Kontaktsportart Handball – nichts für Zartbesaitete

Sie scheuen keinen Schmerz und suchen im Angriff selbst allerkleinste Lücken, um zum Torerfolg zu kommen: Handballerinnen und Handballer sind nicht gerade zimperlich und riskieren mitunter schmerzhafte Duelle. Insbesondere nach hart umkämpften Partien bedeutet das für die Medical Teams von Profimannschaften eine Extraschicht.

Kontaktsportart Handball HSVH
Auch für Torhüter wie HSVH-Keeper Johannes Bitter ist die Kontaktsportart Handball mitunter schmerzhaft. © HSVHThore Huter

Bei manchen Zweikämpfen kann man kaum hinsehen. Spieler prallen aufeinander und voneinander ab, liegen mit gequältem Blick am Boden, winden sich mitunter vor Schmerz… Fakt ist: Handball ist nichts für Zartbesaitete. Das wurde mir wieder einmal klar, als ich die Partie des HSVH gegen den HC Erlangen begleitete, welche die Hamburger nach hartem Kampf mit 33:29 (18:13) für sich entscheiden konnten. „Ein Fight über 60 Minuten“, resümierte Linksaußen Casper Mortensen nach dem Schlusspfiff. Und der Blick in die Kabine bestätigte seine Worte. 

Die Spieler im Fokus

Das Physio-Team hatte wortwörtlich alle Hände voll zu tun. Ich begutachtete derweil Blessuren, checkte auch noch einmal, ob die besonders stark in Zweikämpfe involvierten Spieler fit waren und die Zusammenstöße gut überstanden hatten. Unter ihnen: Rückraumass Jacob Lassen, der in der 39. Minute heftig mit Erlangens Abwehrhünen Nico Büdel kollidierte. Beide fielen wie Maikäfer zu Boden, blieben liegen, bewegten sich kaum. In solchen Situationen fokussiere ich voll und ganz die Aktiven, blende die weiteren Geschehnisse und alles um mich herum aus. Ich beobachte genauestens die Reaktionen der Spieler, um im Ernstfall keine Zeit zu verlieren und medizinische Hilfe leisten zu können. 

Das Duell Büdel/Lassen ging zum Glück glimpflich aus. Beide Akteure berappelten sich schnell – Büdel kassierte für das harte Einsteigen gegen Lassen nichtsdestoweniger eine Zweiminutenstrafe; seine dritte insgesamt, sodass die Schiedsrichter die Rote Karte zückten – für Büdel war die Partie damit beendet. Doch längst nicht immer verlaufen Zweikämpfe in dieser Art und Weise.

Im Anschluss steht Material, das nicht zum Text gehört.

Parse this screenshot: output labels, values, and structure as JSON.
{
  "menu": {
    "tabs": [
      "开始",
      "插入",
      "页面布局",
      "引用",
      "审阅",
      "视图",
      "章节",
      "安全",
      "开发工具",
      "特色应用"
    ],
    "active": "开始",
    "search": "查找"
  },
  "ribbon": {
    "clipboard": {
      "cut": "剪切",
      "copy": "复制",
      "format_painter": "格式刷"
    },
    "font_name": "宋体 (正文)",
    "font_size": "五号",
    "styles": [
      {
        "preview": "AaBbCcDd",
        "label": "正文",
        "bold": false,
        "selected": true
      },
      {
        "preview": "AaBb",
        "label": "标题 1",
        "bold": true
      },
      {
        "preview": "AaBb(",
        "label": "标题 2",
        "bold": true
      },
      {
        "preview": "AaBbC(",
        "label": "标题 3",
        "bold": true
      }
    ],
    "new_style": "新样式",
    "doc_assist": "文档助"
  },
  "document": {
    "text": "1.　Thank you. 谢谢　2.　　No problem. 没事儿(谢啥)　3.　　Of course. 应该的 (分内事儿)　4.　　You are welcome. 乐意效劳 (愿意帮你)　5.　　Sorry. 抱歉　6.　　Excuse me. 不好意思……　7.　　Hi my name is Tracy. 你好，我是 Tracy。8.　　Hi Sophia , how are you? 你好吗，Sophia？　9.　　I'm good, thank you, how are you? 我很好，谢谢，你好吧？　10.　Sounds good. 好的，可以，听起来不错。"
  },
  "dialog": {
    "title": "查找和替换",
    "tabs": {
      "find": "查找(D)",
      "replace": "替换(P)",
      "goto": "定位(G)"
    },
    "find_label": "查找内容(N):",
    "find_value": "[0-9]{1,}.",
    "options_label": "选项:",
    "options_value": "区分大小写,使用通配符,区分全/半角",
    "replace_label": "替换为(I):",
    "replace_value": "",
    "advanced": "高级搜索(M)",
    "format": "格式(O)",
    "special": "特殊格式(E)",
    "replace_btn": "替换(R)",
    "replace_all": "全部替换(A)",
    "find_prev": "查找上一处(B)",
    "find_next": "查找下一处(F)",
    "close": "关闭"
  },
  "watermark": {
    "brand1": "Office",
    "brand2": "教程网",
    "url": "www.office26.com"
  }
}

Angreifer identifizieren „das schwächste Glied“

Als Vollkontaktsport birgt die Disziplin Handball ein größeres Verletzungsrisiko als manch andere Sportart. Dessen sind sich die Aktiven bewusst. Mehr noch. Sie spielen mitunter trotz Schmerzen, achten jedoch penibel darauf, dass ihre „Schwachstelle“ für die Gegner nicht sichtbar ist. Denn auf dem Spielfeld geht es manchmal zu wie in der afrikanischen Savanne: Hungrige Löwen suchen sich das „schwächste Glied der Kette“ und attackieren es. Heißt übersetzt für den Sport: Ist eine Blessur bzw. eine leichte Einschränkung eines Athleten sichtbar, schonen die Gegner diesen nicht. Im Gegenteil. Sie suchen das Duell, wissen um die fehlenden Kräfte bzw. die reduzierte Leistungsfähigkeit des Betroffenen. Besonders gut zu beobachten ist dies im Boxsport. Erleidet einer der Boxer beispielsweise einen Cut im Gesicht, bemüht sich der Gegner, die Stelle immer wieder zu treffen, um die eigenen Siegchancen zu erhöhen und den Kampf nach Möglichkeit vorzeitig zu beenden. 

Ganz so dramatisch ist es im Handball glücklicherweise nicht. Doch es gibt durchaus Profihandballer:innen, die in einem Spiel beispielsweise trotz gebrochener Nase auf das Tragen einer schützenden Carbonmaske verzichten, um die gegnerischen Akteure gar nicht erst auf ihre Einschränkung aufmerksam zu machen. Sinnvoll oder nicht? Darüber lässt sich – insbesondere aus medizinischer Sicht – trefflich streiten. Nichtsdestoweniger sieht man Orthesen bei offiziellen Partien im Handball-Profibereich nur selten, während sie im Training durchaus getragen werden.

Handballerinnen und Handballer, so muss man wohl resümieren, sind extrem leidensfähig und wenig zimperlich. Achten Sie bei der nächsten Partie, die Sie verfolgen, einmal gezielt darauf. Sie werden direkt nachvollziehen können, was ich meine.